Most significant, however, was the court's unanimous judgement in National Commissioner of the South African Police Service v Southern African Human Rights Litigation Centre, in which Majiedt wrote on behalf of the court that, under the Rome Statute of the International Criminal Court, the South African Police Service was obliged to investigate credible allegations that the Zimbabwean police had tortured political activists inside neighbouring Zimbabwe.' The judgement was Majiedt's first encounter with international law, and it became a landmark in South African jurisprudence on international criminal law, affirming the principle of universal jurisdiction over crimes against humanity.'

=== Judicial Service Commission interviews ===
In April 2017, Majiedt and four other candidates – Leona Theron, Malcolm Wallis, Boissie Mbha, and Jody Kollapen – were shortlisted and interviewed for possible permanent appointment to a seat on the Constitutional Court, which had been vacated by the retirement of Justice Johann van der Westhuizen. The Mail & Guardian described Majiedt as "one of the favourite candidates of the legal community"; he was the second-most senior candidate, behind Theron, and either he or Theron, if appointed, would have become the country's first Coloured justice. However, during his interview with the Judicial Service Commission, Majiedt said that he preferred to identify as black rather than as Coloured. He was also asked about racial divisions among judges in the Supreme Court and about his feud with Frans Kgomo, who was a member of the commission; on the latter point, Majiedt said that he and Kgomo had become friends and that he had learned from the altercation "that one should control one's temper". The Judicial Service Commission identified Majiedt and three of the other candidates as suitable for appointment, but President Zuma elected to appoint Theron to the vacancy.

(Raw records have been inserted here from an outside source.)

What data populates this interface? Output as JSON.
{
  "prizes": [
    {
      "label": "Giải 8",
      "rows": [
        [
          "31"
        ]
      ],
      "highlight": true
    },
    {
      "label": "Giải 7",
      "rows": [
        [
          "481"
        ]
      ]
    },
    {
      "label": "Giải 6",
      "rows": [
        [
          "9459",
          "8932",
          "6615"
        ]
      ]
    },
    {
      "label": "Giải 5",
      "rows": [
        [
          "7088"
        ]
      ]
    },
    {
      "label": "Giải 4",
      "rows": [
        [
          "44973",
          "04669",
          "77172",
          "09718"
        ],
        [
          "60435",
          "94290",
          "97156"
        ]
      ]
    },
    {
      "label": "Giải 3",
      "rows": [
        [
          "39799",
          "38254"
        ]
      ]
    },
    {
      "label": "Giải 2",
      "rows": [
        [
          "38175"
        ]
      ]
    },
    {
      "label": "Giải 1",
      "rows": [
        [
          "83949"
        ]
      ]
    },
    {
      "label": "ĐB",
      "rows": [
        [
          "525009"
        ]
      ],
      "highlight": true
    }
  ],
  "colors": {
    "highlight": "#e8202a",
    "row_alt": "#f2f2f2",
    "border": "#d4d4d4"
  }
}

Two years later, in April 2019, Majiedt was again shortlisted for Constitutional Court appointment, this time as one of six candidates vying to replace retired Justices Bess Nkabinde and Dikgang Moseneke. After holding interviews, the Judicial Service Commission recommended Majiedt and four others as suitable for appointment. He and Zukisa Tshiqi were viewed as the front-runners.

== Constitutional Court: 2019–present ==
Following the Judicial Service Commission interviews of April 2019, President Cyril Ramaphosa announced on 11 September that Majiedt and Tshiqi would be appointed to the Constitutional Court; they were Ramaphosa's first appointments to the highest court and joined the bench on 1 October 2019. Since then, notable judgements penned by Majiedt include the court's unanimous judgements in Qwelane v South African Human Rights Commission, a hate speech matter which established the unconstitutionality of Section 10(1)(a) of the Equality Act, and in Mineral Sands Resources v Reddell, which asserted for the first time the validity of the SLAPP suit defence under South African common law.

== Personal life ==
Majiedt is married to Rowena Mandy Majiedt, who is a businesswoman and former teacher; they have one daughter. Majiedt has been the Chancellor of Kimberley's Sol Plaatje University since April 2016, having gained appointment to his second successive five-year term in October 2020, and he was formerly the chairperson of the council of the William Humphreys Art Gallery in Kimberley.